Пролетая над Формозой

Дальше я ничего уже не слышал. Несуразный вариант названия китайского острова сработал, как заклинание, эти звуки словно дернули шнур и обрушили в небе громадный занавес, сразу за моей спиной, разрезали воздушное пространство над Тайванем и мою жизнь на то, что уже прошло и то, что еще впереди. На ад вчера и на новую жизнь, которую я буду лепить своими руками сегодня и завтра. Над Формозой мне стало ясно: я прошел через все, и это все осталось там, за моими плечами, навсегда запечатанное словами капитана. А впереди — Гонконг, Шанхай и, наконец, мой Бангкок.
Беда и раньше не заявлялась ко мне в одиночку, но синхронность всего случившегося этим летом была издевательски, запредельно чудовищна. Два и без того гадких года в итоге громыхнули финальным аккордом: увольнением пинком на бангкокскую улицу, двумя неотложными и неудачными операциями на зубах с жутким медикаментозным отравлением, обнулением всех накоплений на черный день и уходом в глубокий денежный минус, кидаловом делового партнера, ежедневными травмами, потерями, обманами, предательствами, крушениями всех планов, запасных вариантов, и — завершающим штрихом, контрольным выстрелом — вызовом домой, срочным и не подлежащим обсуждению.

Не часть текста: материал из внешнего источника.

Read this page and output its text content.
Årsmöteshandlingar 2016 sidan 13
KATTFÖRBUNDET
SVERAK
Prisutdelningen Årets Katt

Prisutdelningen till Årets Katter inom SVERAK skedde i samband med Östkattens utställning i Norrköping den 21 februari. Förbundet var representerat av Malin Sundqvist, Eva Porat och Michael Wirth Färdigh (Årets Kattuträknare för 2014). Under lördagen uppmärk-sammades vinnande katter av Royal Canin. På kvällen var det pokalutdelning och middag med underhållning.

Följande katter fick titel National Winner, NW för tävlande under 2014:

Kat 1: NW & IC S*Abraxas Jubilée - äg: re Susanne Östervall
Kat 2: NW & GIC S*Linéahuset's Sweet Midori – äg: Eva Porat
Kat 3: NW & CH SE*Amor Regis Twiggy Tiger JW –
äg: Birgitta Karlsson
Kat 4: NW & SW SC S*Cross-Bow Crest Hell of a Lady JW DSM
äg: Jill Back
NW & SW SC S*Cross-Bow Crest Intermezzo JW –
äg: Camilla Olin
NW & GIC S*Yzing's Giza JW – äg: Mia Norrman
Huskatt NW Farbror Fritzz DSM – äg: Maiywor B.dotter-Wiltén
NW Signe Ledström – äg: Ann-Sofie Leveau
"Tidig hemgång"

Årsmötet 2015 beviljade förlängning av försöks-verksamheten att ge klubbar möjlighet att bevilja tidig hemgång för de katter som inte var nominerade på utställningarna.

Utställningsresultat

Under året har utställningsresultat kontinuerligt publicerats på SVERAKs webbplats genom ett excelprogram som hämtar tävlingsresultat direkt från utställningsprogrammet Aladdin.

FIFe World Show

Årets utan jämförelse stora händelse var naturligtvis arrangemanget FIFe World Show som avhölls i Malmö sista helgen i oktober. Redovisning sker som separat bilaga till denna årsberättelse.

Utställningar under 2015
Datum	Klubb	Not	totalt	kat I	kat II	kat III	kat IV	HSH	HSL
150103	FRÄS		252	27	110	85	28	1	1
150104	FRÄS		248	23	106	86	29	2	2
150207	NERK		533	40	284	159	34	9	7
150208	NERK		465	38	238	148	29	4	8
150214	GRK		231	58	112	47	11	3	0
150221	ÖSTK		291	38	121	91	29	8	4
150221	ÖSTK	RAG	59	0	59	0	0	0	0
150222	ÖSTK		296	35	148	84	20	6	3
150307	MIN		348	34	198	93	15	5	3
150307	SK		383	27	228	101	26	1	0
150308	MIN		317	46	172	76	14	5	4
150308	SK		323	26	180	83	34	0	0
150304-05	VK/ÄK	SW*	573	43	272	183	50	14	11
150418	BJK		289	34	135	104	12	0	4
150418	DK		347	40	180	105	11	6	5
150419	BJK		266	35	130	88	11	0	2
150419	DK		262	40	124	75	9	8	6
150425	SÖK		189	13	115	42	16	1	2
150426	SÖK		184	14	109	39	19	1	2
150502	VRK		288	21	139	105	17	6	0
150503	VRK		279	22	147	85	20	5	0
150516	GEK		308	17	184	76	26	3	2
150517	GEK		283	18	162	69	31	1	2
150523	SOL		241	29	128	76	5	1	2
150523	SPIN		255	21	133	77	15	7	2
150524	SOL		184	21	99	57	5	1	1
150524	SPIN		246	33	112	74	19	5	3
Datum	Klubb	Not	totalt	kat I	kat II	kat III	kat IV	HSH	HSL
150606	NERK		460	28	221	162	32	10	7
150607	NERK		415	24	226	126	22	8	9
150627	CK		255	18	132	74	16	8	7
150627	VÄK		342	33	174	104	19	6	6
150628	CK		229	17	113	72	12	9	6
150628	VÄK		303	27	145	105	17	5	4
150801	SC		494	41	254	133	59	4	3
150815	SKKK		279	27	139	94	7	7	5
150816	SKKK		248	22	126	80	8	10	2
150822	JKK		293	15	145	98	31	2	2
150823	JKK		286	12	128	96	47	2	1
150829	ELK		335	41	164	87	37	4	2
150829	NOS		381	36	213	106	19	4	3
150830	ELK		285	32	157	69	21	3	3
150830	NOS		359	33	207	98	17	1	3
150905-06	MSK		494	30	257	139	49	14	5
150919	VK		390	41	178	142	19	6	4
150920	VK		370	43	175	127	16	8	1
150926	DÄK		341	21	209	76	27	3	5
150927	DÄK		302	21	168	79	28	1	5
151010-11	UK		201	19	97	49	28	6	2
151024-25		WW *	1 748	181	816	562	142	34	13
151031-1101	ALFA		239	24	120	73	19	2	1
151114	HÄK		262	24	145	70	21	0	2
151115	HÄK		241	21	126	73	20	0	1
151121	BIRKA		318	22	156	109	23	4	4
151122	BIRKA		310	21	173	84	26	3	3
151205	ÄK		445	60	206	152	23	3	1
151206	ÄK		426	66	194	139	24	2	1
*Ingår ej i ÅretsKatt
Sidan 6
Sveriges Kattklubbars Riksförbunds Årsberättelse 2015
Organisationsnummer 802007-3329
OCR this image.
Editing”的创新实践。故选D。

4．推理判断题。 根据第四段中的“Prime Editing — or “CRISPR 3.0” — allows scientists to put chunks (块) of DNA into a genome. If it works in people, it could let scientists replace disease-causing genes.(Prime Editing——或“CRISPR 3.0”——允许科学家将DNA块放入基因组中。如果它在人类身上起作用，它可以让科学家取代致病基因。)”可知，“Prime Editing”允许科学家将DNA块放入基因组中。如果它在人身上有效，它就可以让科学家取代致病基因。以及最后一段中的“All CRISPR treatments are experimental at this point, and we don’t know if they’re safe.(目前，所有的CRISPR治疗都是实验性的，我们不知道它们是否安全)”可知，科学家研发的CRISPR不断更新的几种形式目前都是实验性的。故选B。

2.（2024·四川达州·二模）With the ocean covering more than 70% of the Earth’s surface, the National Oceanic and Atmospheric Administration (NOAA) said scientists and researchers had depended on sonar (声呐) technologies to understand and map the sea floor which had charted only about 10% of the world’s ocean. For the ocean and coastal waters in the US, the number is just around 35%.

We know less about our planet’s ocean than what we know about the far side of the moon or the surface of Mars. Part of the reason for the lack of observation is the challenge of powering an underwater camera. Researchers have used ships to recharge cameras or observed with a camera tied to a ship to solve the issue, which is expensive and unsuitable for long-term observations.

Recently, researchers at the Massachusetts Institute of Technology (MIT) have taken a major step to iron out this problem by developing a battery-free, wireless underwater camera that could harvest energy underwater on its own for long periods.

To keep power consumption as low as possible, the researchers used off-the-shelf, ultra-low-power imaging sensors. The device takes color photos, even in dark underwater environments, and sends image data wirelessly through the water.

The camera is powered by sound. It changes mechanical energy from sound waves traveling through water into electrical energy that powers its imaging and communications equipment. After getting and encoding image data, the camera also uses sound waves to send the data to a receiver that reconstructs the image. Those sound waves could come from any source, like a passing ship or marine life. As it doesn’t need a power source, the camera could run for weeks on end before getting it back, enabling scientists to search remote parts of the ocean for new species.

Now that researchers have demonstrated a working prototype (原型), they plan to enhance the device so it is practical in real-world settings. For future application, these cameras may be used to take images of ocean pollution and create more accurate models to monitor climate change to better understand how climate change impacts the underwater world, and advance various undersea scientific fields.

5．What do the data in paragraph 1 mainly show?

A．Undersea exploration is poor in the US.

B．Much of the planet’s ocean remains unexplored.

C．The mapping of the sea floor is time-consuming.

Невероятным стечением усилий, обстоятельств, чуда, помощи далеких и близких друзей, а также паскудства Air China, по чьей милости пришлось проторчать в Пекине двое суток в ожидании следующего рейса на Владивосток, я сумел застать маму в те последние несколько часов, когда она еще была в сознании. Обнял и расцеловал ее, такую постаревшую и такую худенькую, плачущую и шепчущую «Ты успел», покормил немножко и уложил спать... Через три часа ее во сне разбил очередной, пятый (и последний) инсульт, а спустя еще двое суток, так и не придя в сознание, мама умерла в реанимации.
Похороны, поминки, ритуальные хождения по нотариальным, собесовским и прочим неотложным людоедским мукам — чего я буду все это мусолить... дни и месяцы вязкого и мутного сна. Потом была продажа моей квартиры, получение денег и обустройство какой-никакой нормальной жизни папе. Именно тогда, готовясь к отъезду и рассматривая новый, девственно чистый паспорт, я умом понял, что все кончилось, можно вздохнуть и распрямиться, но... не вздыхалось и не распрямлялось.
Отпустило над Формозой. Так отпустило, что стюардессы сбегались на помощь рыдающему здоровому мужику, который со стыда прятал зареванное лицо, уткнув нос в иллюминатор, размазывал сопли по рукавам, трясся и все никак не мог остановить слезы, с которыми из него ручьями выливались разбитость, бессилие, оцепенение, боль последних месяцев и лет. Он летел над Формозой, за его спиной уже обрушился гигантский занавес, а впереди его ждали Гонконг, Шанхай и Бангкок, покупка квартиры, учеба, старые и новые друзья, страны и моря, такой знакомый и такой всегда новый мир. Новая жизнь.